This CPATH Project extends the Small Footprint model, successfully pioneered and developed at the Franklin W. Olin College of Engineering, to four other institutions, Massachusetts Amherst, Harvard, Colby, and Rensselear Polytechnic. The principal investigator will work with other academic institutions to adapt the lessons learned at Olin to a broader set of schools, specifically addressing the diverse needs of different kinds of educational institutions. Among the virtues of the small footprint curriculum are: a reduced core that concentrates on the particular elements that are required in order to learn the rest of computing; an emphasis on teaching students to learn more on their own; room for and an emphasis on active, hands-on, project-based and inquiry-driven projects, often carried out in teams; opportunities to collaborate with other disciplines and to build genuinely joint curriculum; and contextualization of the core of computing education. A diverse initial group of pioneer collaborators have are committed to immediate curricular reform. A series of workshops and town hall meetings as well as an online consultation will be used to identify and recruit additional partner institutions and to create a national shift in understanding of what is necessary to the revitalization of computing education.
Intellectual Merit: Widespread change in computing curricula requires careful construction of viable models. The approaches of this project should provide opportunities for multi-disciplinary collaboration as the core computing curriculum is refactored to emphasize computing's durable bones. The PI brings a unique background including prior successes in growing curricula outwards from single institutions and extensive experience developing both a small footprint curriculum for computing and an engineering educational program. The first round partner schools have been carefully selected to provide diverse models from which to bootstrap a national conversation and community.

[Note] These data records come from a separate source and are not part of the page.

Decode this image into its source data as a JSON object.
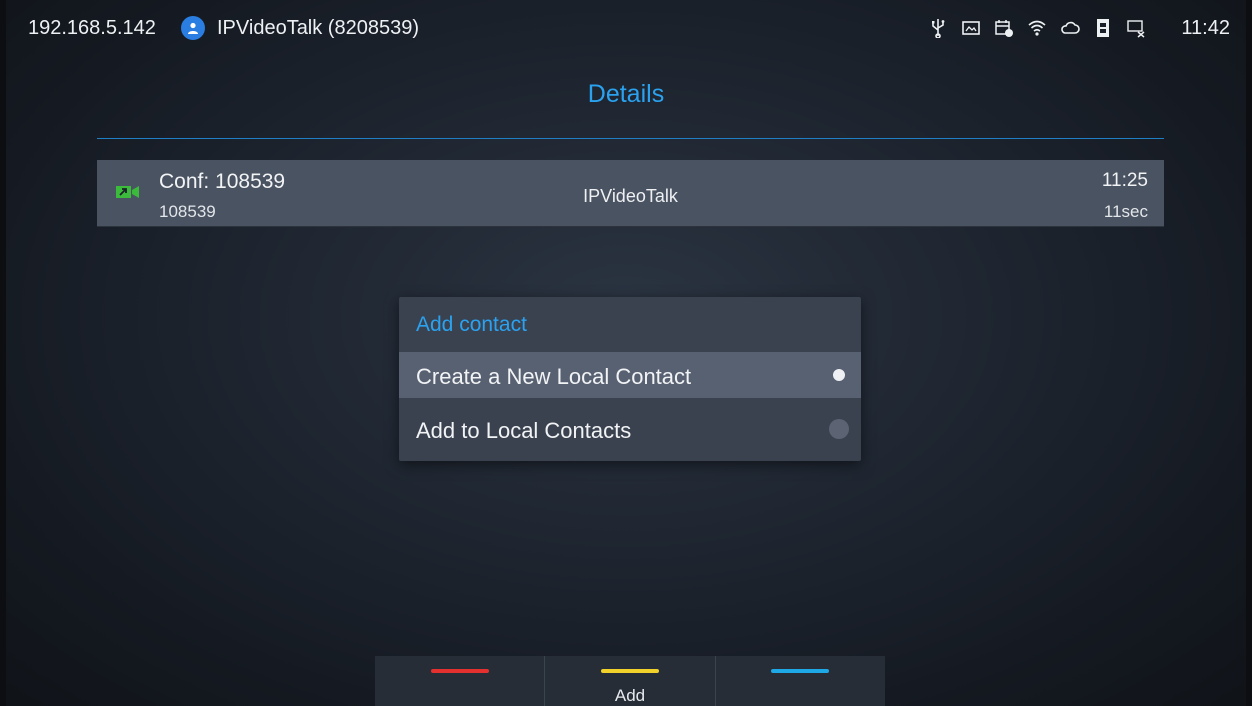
{
  "status_bar": {
    "ip": "192.168.5.142",
    "account": "IPVideoTalk (8208539)",
    "clock": "11:42",
    "icons": [
      "usb-icon",
      "screen-icon",
      "calendar-icon",
      "wifi-icon",
      "cloud-icon",
      "sim-icon",
      "network-off-icon"
    ]
  },
  "page": {
    "title": "Details"
  },
  "call": {
    "name": "Conf: 108539",
    "number": "108539",
    "account": "IPVideoTalk",
    "time": "11:25",
    "duration": "11sec"
  },
  "dialog": {
    "title": "Add contact",
    "options": [
      {
        "label": "Create a New Local Contact",
        "selected": true
      },
      {
        "label": "Add to Local Contacts",
        "selected": false
      }
    ]
  },
  "softkeys": [
    {
      "label": "",
      "color": "#e53030"
    },
    {
      "label": "Add",
      "color": "#f2d22a"
    },
    {
      "label": "",
      "color": "#1ea8e6"
    }
  ],
  "colors": {
    "accent": "#2aa2f0",
    "call_icon": "#3cba3c"
  }
}
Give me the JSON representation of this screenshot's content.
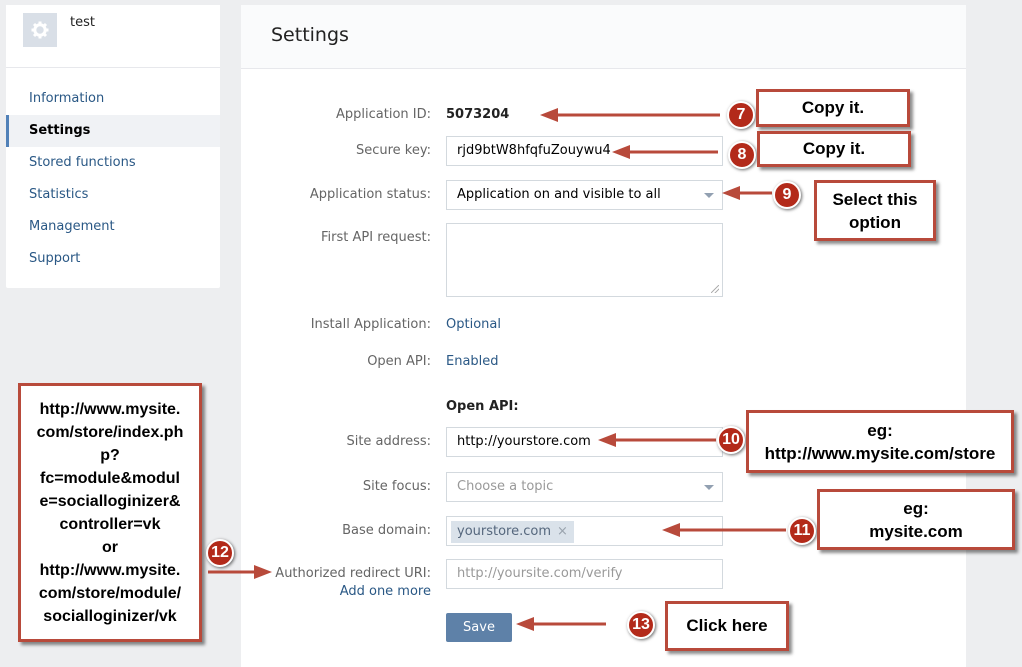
{
  "app": {
    "name": "test",
    "icon": "gear-icon"
  },
  "sidebar": {
    "items": [
      {
        "label": "Information"
      },
      {
        "label": "Settings",
        "active": true
      },
      {
        "label": "Stored functions"
      },
      {
        "label": "Statistics"
      },
      {
        "label": "Management"
      },
      {
        "label": "Support"
      }
    ]
  },
  "settings": {
    "title": "Settings",
    "application_id": {
      "label": "Application ID:",
      "value": "5073204"
    },
    "secure_key": {
      "label": "Secure key:",
      "value": "rjd9btW8hfqfuZouywu4"
    },
    "application_status": {
      "label": "Application status:",
      "value": "Application on and visible to all"
    },
    "first_api_request": {
      "label": "First API request:",
      "value": ""
    },
    "install_application": {
      "label": "Install Application:",
      "value": "Optional"
    },
    "open_api": {
      "label": "Open API:",
      "value": "Enabled"
    },
    "open_api_heading": "Open API:",
    "site_address": {
      "label": "Site address:",
      "value": "http://yourstore.com"
    },
    "site_focus": {
      "label": "Site focus:",
      "placeholder": "Choose a topic"
    },
    "base_domain": {
      "label": "Base domain:",
      "tag": "yourstore.com",
      "remove": "×"
    },
    "redirect_uri": {
      "label": "Authorized redirect URI:",
      "placeholder": "http://yoursite.com/verify",
      "add_more": "Add one more"
    },
    "save_label": "Save"
  },
  "annotations": {
    "n7": {
      "badge": "7",
      "text": "Copy it."
    },
    "n8": {
      "badge": "8",
      "text": "Copy it."
    },
    "n9": {
      "badge": "9",
      "line1": "Select this",
      "line2": "option"
    },
    "n10": {
      "badge": "10",
      "line1": "eg:",
      "line2": "http://www.mysite.com/store"
    },
    "n11": {
      "badge": "11",
      "line1": "eg:",
      "line2": "mysite.com"
    },
    "n12": {
      "badge": "12",
      "lines": [
        "http://www.mysite.",
        "com/store/index.ph",
        "p?",
        "fc=module&modul",
        "e=socialloginizer&",
        "controller=vk",
        "or",
        "http://www.mysite.",
        "com/store/module/",
        "socialloginizer/vk"
      ]
    },
    "n13": {
      "badge": "13",
      "text": "Click here"
    }
  },
  "colors": {
    "accent": "#2a5885",
    "annotation": "#b84a3b",
    "badge": "#b32a1a",
    "button": "#5e81a8"
  }
}
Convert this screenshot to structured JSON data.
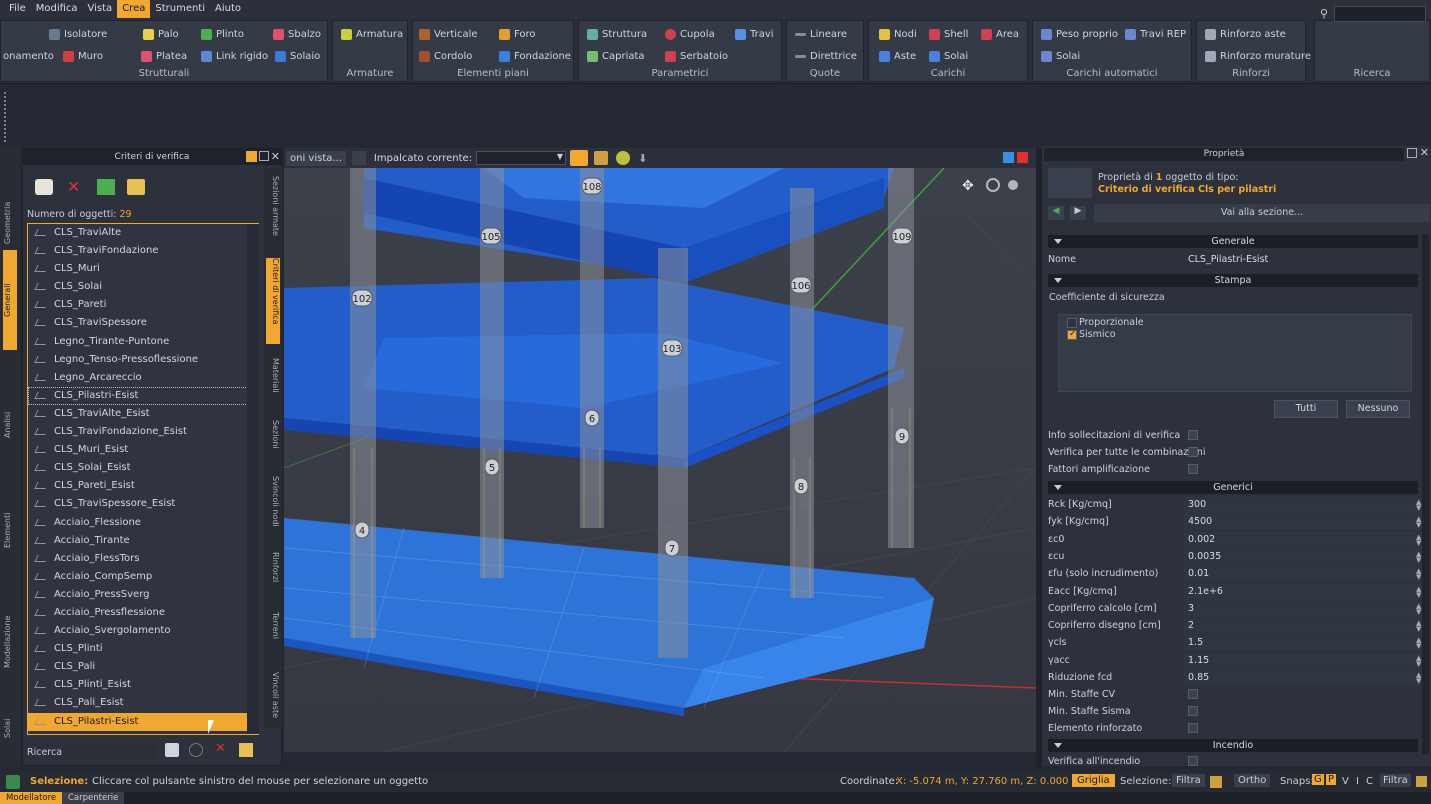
{
  "menu": [
    "File",
    "Modifica",
    "Vista",
    "Crea",
    "Strumenti",
    "Aiuto"
  ],
  "menu_active": "Crea",
  "ribbon": {
    "strutturali": {
      "label": "Strutturali",
      "items": [
        "Isolatore",
        "Palo",
        "Plinto",
        "Sbalzo",
        "onamento",
        "Muro",
        "Platea",
        "Link rigido",
        "Solaio"
      ]
    },
    "armature": {
      "label": "Armature",
      "items": [
        "Armatura"
      ]
    },
    "elementi_piani": {
      "label": "Elementi piani",
      "items": [
        "Verticale",
        "Foro",
        "Cordolo",
        "Fondazione"
      ]
    },
    "parametrici": {
      "label": "Parametrici",
      "items": [
        "Struttura",
        "Cupola",
        "Travi",
        "Capriata",
        "Serbatoio"
      ]
    },
    "quote": {
      "label": "Quote",
      "items": [
        "Lineare",
        "Direttrice"
      ]
    },
    "carichi": {
      "label": "Carichi",
      "items": [
        "Nodi",
        "Shell",
        "Area",
        "Aste",
        "Solai"
      ]
    },
    "carichi_automatici": {
      "label": "Carichi automatici",
      "items": [
        "Peso proprio",
        "Travi REP",
        "Solai"
      ]
    },
    "rinforzi": {
      "label": "Rinforzi",
      "items": [
        "Rinforzo aste",
        "Rinforzo murature"
      ]
    },
    "ricerca": {
      "label": "Ricerca"
    }
  },
  "left_tabs": [
    "Geometria",
    "Generali",
    "Analisi",
    "Elementi",
    "Modellazione",
    "Solai"
  ],
  "left_tab_active": "Generali",
  "criteria_panel": {
    "title": "Criteri di verifica",
    "count_label": "Numero di oggetti:",
    "count_value": "29",
    "items": [
      "CLS_TraviAlte",
      "CLS_TraviFondazione",
      "CLS_Muri",
      "CLS_Solai",
      "CLS_Pareti",
      "CLS_TraviSpessore",
      "Legno_Tirante-Puntone",
      "Legno_Tenso-Pressoflessione",
      "Legno_Arcareccio",
      "CLS_Pilastri-Esist",
      "CLS_TraviAlte_Esist",
      "CLS_TraviFondazione_Esist",
      "CLS_Muri_Esist",
      "CLS_Solai_Esist",
      "CLS_Pareti_Esist",
      "CLS_TraviSpessore_Esist",
      "Acciaio_Flessione",
      "Acciaio_Tirante",
      "Acciaio_FlessTors",
      "Acciaio_CompSemp",
      "Acciaio_PressSverg",
      "Acciaio_Pressflessione",
      "Acciaio_Svergolamento",
      "CLS_Plinti",
      "CLS_Pali",
      "CLS_Plinti_Esist",
      "CLS_Pali_Esist",
      "CLS_Pilastri-Esist"
    ],
    "selected_index": 27,
    "focused_index": 9,
    "search_label": "Ricerca:"
  },
  "mid_tabs": [
    "Sezioni armate",
    "Criteri di verifica",
    "Materiali",
    "Sezioni",
    "Svincoli nodi",
    "Rinforzi",
    "Terreni",
    "Vincoli aste"
  ],
  "mid_tab_active": "Criteri di verifica",
  "viewport_toolbar": {
    "left_text": "oni vista...",
    "impalcato_label": "Impalcato corrente:",
    "impalcato_value": ""
  },
  "node_labels": [
    "108",
    "105",
    "109",
    "102",
    "106",
    "103",
    "6",
    "9",
    "5",
    "8",
    "4",
    "7"
  ],
  "properties": {
    "title": "Proprietà",
    "header_line1_a": "Proprietà di ",
    "header_line1_b": "1",
    "header_line1_c": " oggetto di tipo:",
    "header_line2": "Criterio di verifica Cls per pilastri",
    "goto_section": "Vai alla sezione...",
    "sec_generale": "Generale",
    "nome_label": "Nome",
    "nome_value": "CLS_Pilastri-Esist",
    "sec_stampa": "Stampa",
    "coeff_label": "Coefficiente di sicurezza",
    "opt_proporzionale": "Proporzionale",
    "opt_sismico": "Sismico",
    "btn_tutti": "Tutti",
    "btn_nessuno": "Nessuno",
    "flags": [
      "Info sollecitazioni di verifica",
      "Verifica per tutte le combinazioni",
      "Fattori amplificazione"
    ],
    "sec_generici": "Generici",
    "generici": [
      {
        "label": "Rck [Kg/cmq]",
        "value": "300"
      },
      {
        "label": "fyk [Kg/cmq]",
        "value": "4500"
      },
      {
        "label": "εc0",
        "value": "0.002"
      },
      {
        "label": "εcu",
        "value": "0.0035"
      },
      {
        "label": "εfu (solo incrudimento)",
        "value": "0.01"
      },
      {
        "label": "Eacc [Kg/cmq]",
        "value": "2.1e+6"
      },
      {
        "label": "Copriferro calcolo [cm]",
        "value": "3"
      },
      {
        "label": "Copriferro disegno [cm]",
        "value": "2"
      },
      {
        "label": "γcls",
        "value": "1.5"
      },
      {
        "label": "γacc",
        "value": "1.15"
      },
      {
        "label": "Riduzione fcd",
        "value": "0.85"
      }
    ],
    "generici_flags": [
      "Min. Staffe CV",
      "Min. Staffe Sisma",
      "Elemento rinforzato"
    ],
    "sec_incendio": "Incendio",
    "incendio_first": "Verifica all'incendio"
  },
  "status": {
    "sel_label": "Selezione:",
    "sel_text": "Cliccare col pulsante sinistro del mouse per selezionare un oggetto",
    "coord_label": "Coordinate:",
    "coord_value": "X: -5.074 m, Y: 27.760 m, Z: 0.000 m",
    "griglia": "Griglia",
    "selezione": "Selezione:",
    "filtra": "Filtra",
    "ortho": "Ortho",
    "snaps": "Snaps:",
    "snap_keys": [
      "G",
      "P",
      "V",
      "I",
      "C"
    ],
    "filtra2": "Filtra"
  },
  "bottom_tabs": [
    "Modellatore",
    "Carpenterie"
  ],
  "colors": {
    "accent": "#f0a830",
    "slab": "#1f63e0",
    "column": "#9aa0ab"
  }
}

Broader Impact: The primary focus of this project is the content and style of teaching, training, and learning in computing. The project will engage many educators in active conversation and then transformation of undergraduate computing programs. In turn, these curricular reforms will change the educational experiences of students in traditional computing disciplines and create new opportunities for students through the development of interdisciplinary programs. Initially the project is geographically centered but over time the project will broaden its reach through workshops, town hall meetings, publications, electronic and in-person consultation by the PI, and hands-on curricular revision. Eventually, every university in the nation should be able to look to at least one successful adaptation of the small footprint curriculum at a peer institution, so that curricular reform moves from radical innovation to the easier processes of emulation and adoption.